HARARE -- Zimbabwe police yesterday
destroyed an industrial and office block in Harare's red-light Kopje district
barely three days after the government announced it was temporarily halting
its controversial urban clean-up exercise.
The office complex at the corner of
Speke Avenue and Luck Street in Kopje, housed general dealers in spare
parts, coffins and wooden furniture.
Harare announced last Friday that it was stopping its controversial urban clean-up drive under which it has demolished houses, informal trading stalls and offices, casting close to a million people onto the streets without shelter, food or a means of livelihood.
According to weekend media reports, President Robert Mugabe and his government had called off the clean-up drive to fulfill conditions set by South Africa before it could loan Zimbabwe about US$1 billion to buy urgently needed food and fuel.
Pretoria is said to have told Mugabe and his government they would have to call off the clean-up drive that has drawn harsh criticism from Western governments and international human rights groups before the money could be made available.
Police spokesman Wayne Bjudzijena could not be reached to establish whether the law enforcement agency was under fresh orders to resume demolitions of houses and office buildings deemed illegal.
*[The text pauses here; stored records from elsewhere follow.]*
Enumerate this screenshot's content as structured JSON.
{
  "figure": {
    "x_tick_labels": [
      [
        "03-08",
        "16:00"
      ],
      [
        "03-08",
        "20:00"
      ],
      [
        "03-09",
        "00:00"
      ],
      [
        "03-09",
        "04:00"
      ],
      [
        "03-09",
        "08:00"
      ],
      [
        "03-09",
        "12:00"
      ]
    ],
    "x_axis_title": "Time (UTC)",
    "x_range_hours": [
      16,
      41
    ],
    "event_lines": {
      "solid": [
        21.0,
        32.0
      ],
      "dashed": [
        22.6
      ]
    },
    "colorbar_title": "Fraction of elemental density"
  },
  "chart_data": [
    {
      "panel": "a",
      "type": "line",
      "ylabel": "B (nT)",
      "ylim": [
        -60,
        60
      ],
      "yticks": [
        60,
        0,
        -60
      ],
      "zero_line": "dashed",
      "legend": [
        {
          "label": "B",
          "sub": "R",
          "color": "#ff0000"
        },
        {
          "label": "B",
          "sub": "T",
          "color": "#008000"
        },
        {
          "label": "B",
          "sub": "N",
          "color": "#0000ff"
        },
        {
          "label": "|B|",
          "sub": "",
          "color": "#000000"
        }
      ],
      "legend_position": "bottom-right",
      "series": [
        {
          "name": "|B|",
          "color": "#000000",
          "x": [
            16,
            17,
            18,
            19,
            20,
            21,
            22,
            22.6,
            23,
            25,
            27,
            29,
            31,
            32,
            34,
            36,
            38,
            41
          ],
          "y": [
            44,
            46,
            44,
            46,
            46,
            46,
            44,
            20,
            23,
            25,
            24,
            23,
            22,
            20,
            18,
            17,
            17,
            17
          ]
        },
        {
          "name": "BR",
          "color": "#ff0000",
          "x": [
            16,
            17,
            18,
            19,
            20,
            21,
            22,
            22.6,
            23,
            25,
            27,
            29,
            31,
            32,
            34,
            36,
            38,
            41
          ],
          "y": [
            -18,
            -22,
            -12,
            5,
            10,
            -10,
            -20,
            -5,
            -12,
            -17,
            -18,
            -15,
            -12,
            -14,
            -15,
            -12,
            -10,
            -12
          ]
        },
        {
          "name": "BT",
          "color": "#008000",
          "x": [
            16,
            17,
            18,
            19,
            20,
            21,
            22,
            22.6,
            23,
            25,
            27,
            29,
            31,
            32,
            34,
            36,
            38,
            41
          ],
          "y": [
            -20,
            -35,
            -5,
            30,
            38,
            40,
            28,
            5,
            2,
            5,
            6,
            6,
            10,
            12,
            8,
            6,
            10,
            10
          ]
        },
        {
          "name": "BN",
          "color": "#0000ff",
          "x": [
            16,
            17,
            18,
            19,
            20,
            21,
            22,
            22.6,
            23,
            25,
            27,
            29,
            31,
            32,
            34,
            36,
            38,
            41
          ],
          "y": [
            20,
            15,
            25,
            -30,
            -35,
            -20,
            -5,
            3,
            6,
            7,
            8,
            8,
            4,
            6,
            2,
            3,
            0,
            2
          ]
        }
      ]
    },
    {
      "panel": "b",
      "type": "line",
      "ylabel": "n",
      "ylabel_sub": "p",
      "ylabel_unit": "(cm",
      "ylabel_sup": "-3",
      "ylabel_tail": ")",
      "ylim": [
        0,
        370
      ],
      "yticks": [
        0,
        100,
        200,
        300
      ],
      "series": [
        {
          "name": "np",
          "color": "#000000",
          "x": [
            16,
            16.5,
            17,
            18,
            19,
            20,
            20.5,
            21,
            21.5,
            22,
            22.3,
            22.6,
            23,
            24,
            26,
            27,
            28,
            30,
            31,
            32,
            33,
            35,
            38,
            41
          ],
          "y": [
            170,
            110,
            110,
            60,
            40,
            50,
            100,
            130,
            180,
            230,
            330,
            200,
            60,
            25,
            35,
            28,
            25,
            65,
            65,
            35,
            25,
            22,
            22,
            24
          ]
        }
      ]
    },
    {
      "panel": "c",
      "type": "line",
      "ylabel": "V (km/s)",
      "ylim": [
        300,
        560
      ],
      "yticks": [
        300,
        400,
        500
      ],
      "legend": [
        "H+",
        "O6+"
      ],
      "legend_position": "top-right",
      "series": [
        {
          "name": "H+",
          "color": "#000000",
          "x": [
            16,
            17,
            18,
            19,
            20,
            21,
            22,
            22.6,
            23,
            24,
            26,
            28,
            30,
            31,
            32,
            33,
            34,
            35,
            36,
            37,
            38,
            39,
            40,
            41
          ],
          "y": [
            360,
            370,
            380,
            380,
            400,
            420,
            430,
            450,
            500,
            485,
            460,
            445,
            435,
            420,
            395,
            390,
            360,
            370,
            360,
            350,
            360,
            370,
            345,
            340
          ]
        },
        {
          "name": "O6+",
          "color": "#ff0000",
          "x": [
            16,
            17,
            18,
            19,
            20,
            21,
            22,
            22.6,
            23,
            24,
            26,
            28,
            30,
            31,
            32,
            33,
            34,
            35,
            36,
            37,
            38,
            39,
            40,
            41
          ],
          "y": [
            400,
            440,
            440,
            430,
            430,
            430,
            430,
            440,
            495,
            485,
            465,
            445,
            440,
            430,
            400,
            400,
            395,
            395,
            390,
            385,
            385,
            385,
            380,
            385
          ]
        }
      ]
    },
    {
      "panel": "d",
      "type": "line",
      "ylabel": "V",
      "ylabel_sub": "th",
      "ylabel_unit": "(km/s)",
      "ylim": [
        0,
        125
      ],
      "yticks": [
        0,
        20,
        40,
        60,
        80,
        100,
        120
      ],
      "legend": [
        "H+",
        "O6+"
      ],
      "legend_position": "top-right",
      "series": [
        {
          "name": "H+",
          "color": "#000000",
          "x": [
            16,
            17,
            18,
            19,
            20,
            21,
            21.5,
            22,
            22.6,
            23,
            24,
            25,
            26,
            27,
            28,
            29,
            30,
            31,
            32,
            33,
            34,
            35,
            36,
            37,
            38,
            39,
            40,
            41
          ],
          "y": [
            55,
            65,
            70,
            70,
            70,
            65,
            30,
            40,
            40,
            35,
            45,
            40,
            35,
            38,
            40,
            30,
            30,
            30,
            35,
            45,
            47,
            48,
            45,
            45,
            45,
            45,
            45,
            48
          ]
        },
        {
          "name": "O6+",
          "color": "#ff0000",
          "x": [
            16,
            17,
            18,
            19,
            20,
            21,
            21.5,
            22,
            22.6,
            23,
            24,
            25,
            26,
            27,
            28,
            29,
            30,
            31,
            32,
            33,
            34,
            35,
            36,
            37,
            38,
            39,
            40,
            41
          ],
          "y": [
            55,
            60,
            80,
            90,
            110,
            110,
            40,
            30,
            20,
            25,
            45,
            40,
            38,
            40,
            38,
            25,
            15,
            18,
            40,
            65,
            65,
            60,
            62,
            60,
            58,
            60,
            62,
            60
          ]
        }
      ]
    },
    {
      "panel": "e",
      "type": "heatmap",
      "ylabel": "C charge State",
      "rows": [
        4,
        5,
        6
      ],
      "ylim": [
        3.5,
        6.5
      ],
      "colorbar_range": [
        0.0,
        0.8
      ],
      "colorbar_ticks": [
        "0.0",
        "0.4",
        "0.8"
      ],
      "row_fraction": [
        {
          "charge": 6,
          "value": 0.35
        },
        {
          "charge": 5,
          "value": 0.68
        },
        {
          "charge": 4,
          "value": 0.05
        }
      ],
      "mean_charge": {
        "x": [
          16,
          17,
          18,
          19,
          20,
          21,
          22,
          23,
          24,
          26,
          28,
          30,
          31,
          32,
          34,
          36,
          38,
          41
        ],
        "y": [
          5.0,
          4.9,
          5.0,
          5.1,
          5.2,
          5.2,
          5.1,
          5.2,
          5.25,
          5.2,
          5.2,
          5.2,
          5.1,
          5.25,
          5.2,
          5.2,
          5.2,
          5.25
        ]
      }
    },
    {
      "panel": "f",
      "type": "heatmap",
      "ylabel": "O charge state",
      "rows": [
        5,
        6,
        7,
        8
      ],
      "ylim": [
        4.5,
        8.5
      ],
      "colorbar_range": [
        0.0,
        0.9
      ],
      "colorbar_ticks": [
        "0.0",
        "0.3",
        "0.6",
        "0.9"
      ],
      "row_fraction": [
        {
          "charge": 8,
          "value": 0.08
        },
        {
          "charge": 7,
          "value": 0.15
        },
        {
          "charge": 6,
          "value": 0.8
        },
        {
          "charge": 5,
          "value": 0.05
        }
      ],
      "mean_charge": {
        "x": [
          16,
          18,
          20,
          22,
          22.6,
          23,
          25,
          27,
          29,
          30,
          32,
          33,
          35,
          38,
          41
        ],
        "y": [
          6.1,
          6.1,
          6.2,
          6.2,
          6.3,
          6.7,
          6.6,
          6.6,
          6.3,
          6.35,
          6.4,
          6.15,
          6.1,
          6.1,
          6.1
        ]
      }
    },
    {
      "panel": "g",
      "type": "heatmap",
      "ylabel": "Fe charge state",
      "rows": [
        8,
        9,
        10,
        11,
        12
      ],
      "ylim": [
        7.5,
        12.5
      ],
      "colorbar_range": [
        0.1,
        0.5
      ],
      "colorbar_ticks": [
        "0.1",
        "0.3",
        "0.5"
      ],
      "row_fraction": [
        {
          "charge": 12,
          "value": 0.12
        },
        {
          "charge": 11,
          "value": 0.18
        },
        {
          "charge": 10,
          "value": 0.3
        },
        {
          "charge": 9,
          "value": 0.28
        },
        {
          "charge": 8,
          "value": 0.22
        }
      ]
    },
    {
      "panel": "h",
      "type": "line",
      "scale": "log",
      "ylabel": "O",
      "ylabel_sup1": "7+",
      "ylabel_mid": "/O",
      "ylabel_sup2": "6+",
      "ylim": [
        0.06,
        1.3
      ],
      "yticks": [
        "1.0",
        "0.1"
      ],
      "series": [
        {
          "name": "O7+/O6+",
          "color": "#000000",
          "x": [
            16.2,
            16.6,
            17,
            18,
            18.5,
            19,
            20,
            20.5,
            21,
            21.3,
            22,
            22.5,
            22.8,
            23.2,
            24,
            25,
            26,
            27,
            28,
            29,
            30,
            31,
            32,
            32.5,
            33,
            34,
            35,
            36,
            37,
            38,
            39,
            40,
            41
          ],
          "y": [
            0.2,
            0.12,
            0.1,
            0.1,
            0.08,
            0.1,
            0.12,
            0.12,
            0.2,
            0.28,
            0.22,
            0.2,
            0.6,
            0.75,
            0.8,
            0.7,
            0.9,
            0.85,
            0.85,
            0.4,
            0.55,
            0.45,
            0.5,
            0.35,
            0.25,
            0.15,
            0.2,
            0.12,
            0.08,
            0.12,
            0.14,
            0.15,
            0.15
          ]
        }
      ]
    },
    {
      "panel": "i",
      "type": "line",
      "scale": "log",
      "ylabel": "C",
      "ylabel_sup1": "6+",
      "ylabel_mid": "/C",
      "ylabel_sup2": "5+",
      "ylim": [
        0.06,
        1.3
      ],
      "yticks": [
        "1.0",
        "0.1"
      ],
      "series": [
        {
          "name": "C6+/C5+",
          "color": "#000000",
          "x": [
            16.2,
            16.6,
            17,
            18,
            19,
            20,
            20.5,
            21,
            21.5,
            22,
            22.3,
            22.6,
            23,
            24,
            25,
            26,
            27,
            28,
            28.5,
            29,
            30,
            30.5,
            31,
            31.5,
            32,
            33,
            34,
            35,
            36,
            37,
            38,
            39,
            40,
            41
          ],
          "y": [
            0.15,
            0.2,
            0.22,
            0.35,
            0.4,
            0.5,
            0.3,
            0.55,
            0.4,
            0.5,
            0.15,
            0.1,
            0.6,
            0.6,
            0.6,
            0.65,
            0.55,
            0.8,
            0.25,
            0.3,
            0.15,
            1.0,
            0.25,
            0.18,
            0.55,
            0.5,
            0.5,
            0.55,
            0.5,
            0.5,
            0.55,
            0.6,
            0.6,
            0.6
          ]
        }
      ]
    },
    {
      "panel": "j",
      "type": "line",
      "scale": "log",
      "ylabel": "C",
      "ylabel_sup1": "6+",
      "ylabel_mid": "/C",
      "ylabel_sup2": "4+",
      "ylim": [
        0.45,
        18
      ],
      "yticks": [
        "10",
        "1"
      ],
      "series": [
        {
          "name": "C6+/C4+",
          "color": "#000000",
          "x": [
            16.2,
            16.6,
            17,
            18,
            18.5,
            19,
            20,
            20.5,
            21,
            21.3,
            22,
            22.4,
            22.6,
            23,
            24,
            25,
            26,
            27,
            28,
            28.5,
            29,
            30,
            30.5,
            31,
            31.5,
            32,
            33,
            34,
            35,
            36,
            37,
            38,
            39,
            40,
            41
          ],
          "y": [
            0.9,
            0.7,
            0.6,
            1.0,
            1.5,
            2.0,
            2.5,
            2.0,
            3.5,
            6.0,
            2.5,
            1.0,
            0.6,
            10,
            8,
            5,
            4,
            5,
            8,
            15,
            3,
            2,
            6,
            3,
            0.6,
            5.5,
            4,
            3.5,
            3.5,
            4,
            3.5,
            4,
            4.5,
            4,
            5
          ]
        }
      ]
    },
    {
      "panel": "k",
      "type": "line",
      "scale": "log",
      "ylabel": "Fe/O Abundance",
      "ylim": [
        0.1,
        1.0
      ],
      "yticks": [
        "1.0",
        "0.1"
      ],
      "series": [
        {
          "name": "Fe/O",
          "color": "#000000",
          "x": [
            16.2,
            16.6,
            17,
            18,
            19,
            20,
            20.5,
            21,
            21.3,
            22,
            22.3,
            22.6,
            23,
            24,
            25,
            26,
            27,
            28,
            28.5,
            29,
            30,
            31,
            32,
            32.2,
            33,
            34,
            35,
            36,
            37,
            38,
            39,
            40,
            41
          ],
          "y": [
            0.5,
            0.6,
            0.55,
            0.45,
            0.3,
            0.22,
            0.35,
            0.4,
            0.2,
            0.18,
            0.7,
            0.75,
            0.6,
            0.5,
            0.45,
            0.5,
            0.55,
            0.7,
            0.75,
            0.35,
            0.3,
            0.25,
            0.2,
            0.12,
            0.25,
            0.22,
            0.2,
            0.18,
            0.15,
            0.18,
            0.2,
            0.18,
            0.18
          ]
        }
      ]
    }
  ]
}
Police details interviewed by ZimOnline at the Kopje office building said they were "under strict instructions" to demolish the building, adding that they did not take orders from newspapers, in apparent reference to reports carried by the official Herald newspaper last Friday saying the government had temporarily halted the clean-up campaign.
"We don't take our orders from newspapers. We are under strict instructions to destroy this place. It is full of foreigners that are involved in shoddy deals," said one police officer.
Tenants, most of them believed to be Nigerian businessmen who have flocked to Zimbabwe since the country's economic crisis began to worsen five years ago, watched in shock and horror as armed police and bulldozers razed the property to the ground yesterday morning.
A few lucky ones were able to grab one or two pieces of furniture or some stationery before the rest went down with the building into one huge heap of rubble.
The demolition of the Harare building happened as a South African Council of Churches (SACC) delegation arrived in Zimbabwe yesterday on a follow-up mission to work out how the SACC could mobilise international relief for people displaced by the clean-up exercise.
The SACC visited Harare last week and issued a damning report condemning Mugabe and his government for inflicting untold misery and suffering on poor urban families through their home demolition programme.
South African President Thabo Mbeki has promised to back the SACC's attempts to raise relief for the evicted Zimbabwean families.